The Expanding Collections project brings together the Cultural and Creative Sectors (particularly archives, libraries, and museums, as well as tangible and intangible cultural heritage, art, and design) with Data Science and Engineering, focusing on open database processing and analysis.

Host: Lia Carreira, Palácio das Belas Artes Lisboa, Portugal

Visitor: Daníel Eldjarn Vilhjalmsson, Iceland

Expanding Collections, developed by PdBA Lisboa (Portugal) together with the Internet Teapot Studio (Netherlands), is an initiative dedicated to strengthening collaboration between collection-based EU institutions and international creative practitioners. The project aims to advance more inclusive and transparent approaches to cultural data by prototyping tools that help identify critical gaps, biases, and inconsistencies within open collection datasets.

As part of the Cross-Sectoral Pioneers programme, the project team focused on building the foundations of a public-facing online platform. Working collaboratively, researcher and digital collections specialist Lia Carreira and data engineer/scientist Daníel Eldjárn Vilhjálmsson developed and tested a custom search tool designed to expose structural issues in Cultural and Creative Sector (CCS) open data. Their work involved expanding existing cultural data standards, defining new parameters for automated gap detection, and experimenting with data from Europeana as an initial testbed.

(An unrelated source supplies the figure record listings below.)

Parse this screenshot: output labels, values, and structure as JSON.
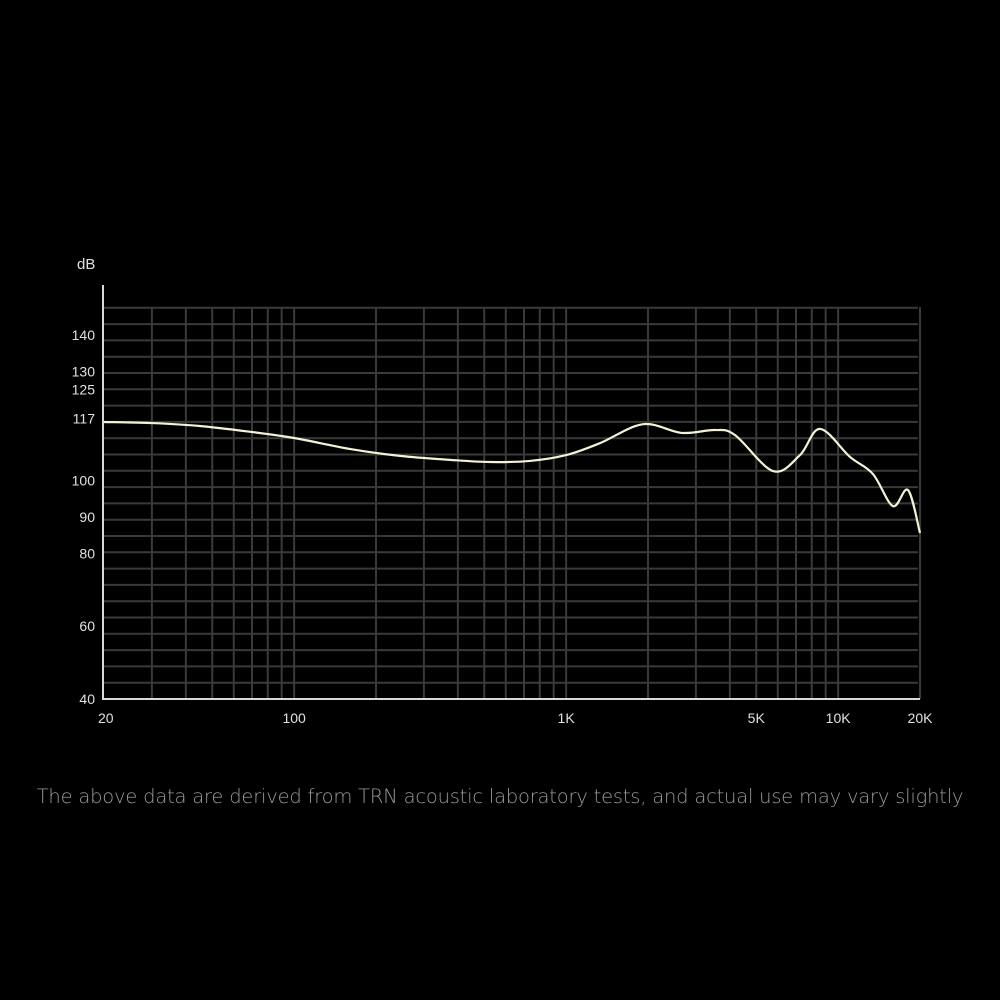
{
  "chart_data": {
    "type": "line",
    "title": "",
    "ylabel": "dB",
    "xlabel": "",
    "xscale": "log",
    "xlim": [
      20,
      20000
    ],
    "ylim": [
      40,
      154
    ],
    "grid": true,
    "x_ticks": [
      {
        "value": 20,
        "label": "20"
      },
      {
        "value": 100,
        "label": "100"
      },
      {
        "value": 1000,
        "label": "1K"
      },
      {
        "value": 5000,
        "label": "5K"
      },
      {
        "value": 10000,
        "label": "10K"
      },
      {
        "value": 20000,
        "label": "20K"
      }
    ],
    "y_ticks": [
      {
        "value": 140,
        "label": "140"
      },
      {
        "value": 130,
        "label": "130"
      },
      {
        "value": 125,
        "label": "125"
      },
      {
        "value": 117,
        "label": "117"
      },
      {
        "value": 100,
        "label": "100"
      },
      {
        "value": 90,
        "label": "90"
      },
      {
        "value": 80,
        "label": "80"
      },
      {
        "value": 60,
        "label": "60"
      },
      {
        "value": 40,
        "label": "40"
      }
    ],
    "series": [
      {
        "color": "#f4f1d6",
        "x": [
          20,
          30,
          45,
          69,
          100,
          160,
          245,
          374,
          525,
          736,
          1000,
          1333,
          1918,
          2660,
          3525,
          4180,
          5770,
          7240,
          8580,
          11060,
          13430,
          15900,
          18070,
          20000
        ],
        "y": [
          116.1,
          115.8,
          115.0,
          113.4,
          111.7,
          108.7,
          106.8,
          105.7,
          105.1,
          105.4,
          107.0,
          110.3,
          115.5,
          113.1,
          113.9,
          112.5,
          102.6,
          107.0,
          114.2,
          106.5,
          101.8,
          93.0,
          97.4,
          85.6
        ]
      }
    ]
  },
  "caption": "The above data are derived from TRN acoustic laboratory tests, and actual use may vary slightly"
}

The collaboration took place through a combination of online preparation sessions and an intensive on-site workathon in Lisbon from 25 -29 August, hosted by the Goethe-Institut, and culminated in a public hands-on session hosted at Makers in Little Lisbon (MILL). This process revealed both the enormous complexity of current collection datasets and the urgent need for tools that can support institutions and practitioners in navigating and improving them. Despite initial challenges, such as the sheer volume and variability of data gaps, the team succeeded in establishing a functional prototype, creating documentation, and outlining a structured approach for further development.

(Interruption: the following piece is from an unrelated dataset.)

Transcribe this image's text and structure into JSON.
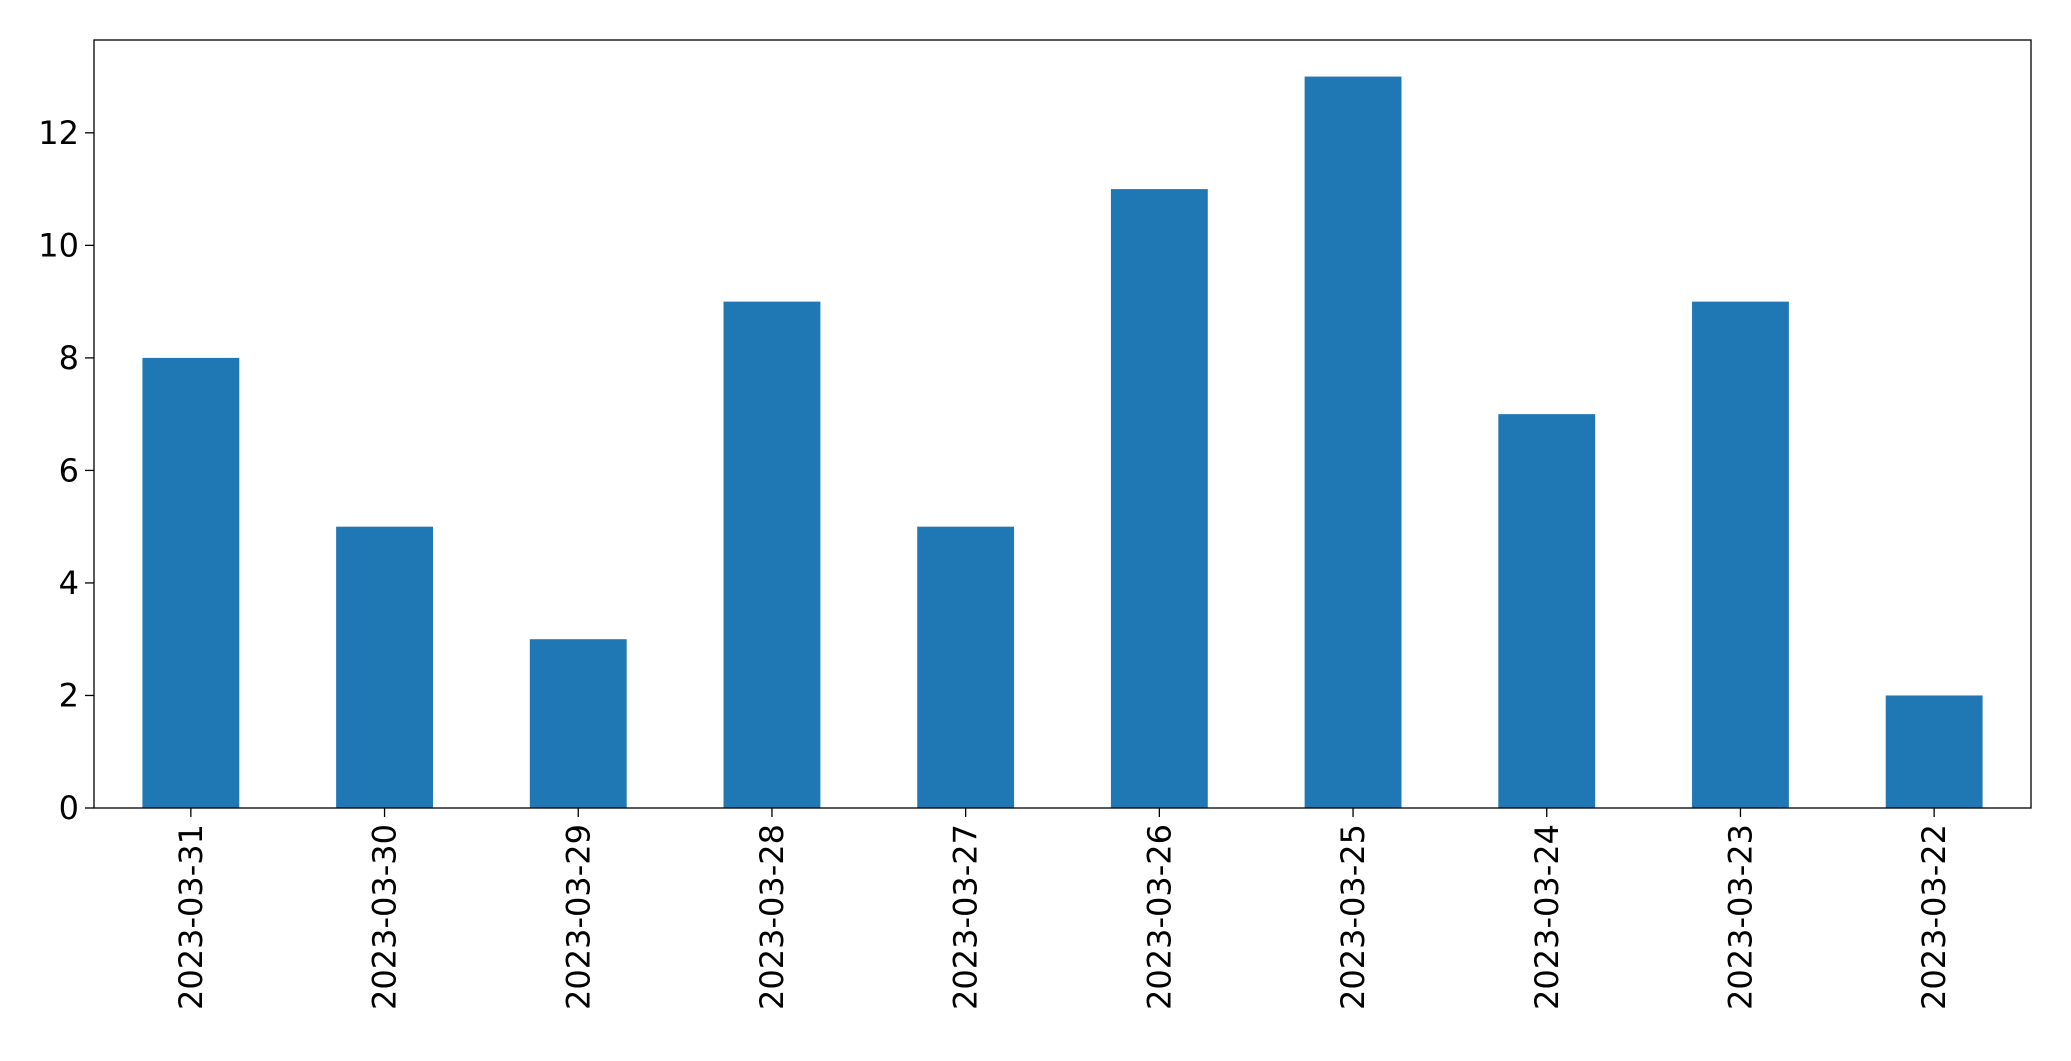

The experience also generated meaningful cross-sector insights. Daníel gained direct exposure to museological practices, cultural heritage workflows, and the challenges of working with heterogeneous institutional data. Lia expanded her technical understanding of programming-based data analysis, open-data infrastructures, and collaborative versioning tools. Together, they strengthened the conceptual framework of the platform and defined clearer requirements for future iterations.

Key lessons emerged from both the collaborative process and the public session. The team confirmed that existing data models for modern and contemporary art remain uneven across institutions, making cross-platform navigation difficult despite standardisation efforts. The mix of participant backgrounds, ranging from museum professionals and creatives to developers and researchers, showed strong enthusiasm for cross-sector exchange, while also highlighting the need for differentiated or extended formats to better accommodate varying technical levels. These insights will directly inform the next phases of the project.

Expanding Collections now moves forward with clearer direction, a tested prototype, and a strengthened network of peers who recognise the importance of making cultural data more FAIR—Findable, Accessible, Interoperable and Reusable. Further developments and outcomes will be shared as the platform continues to evolve.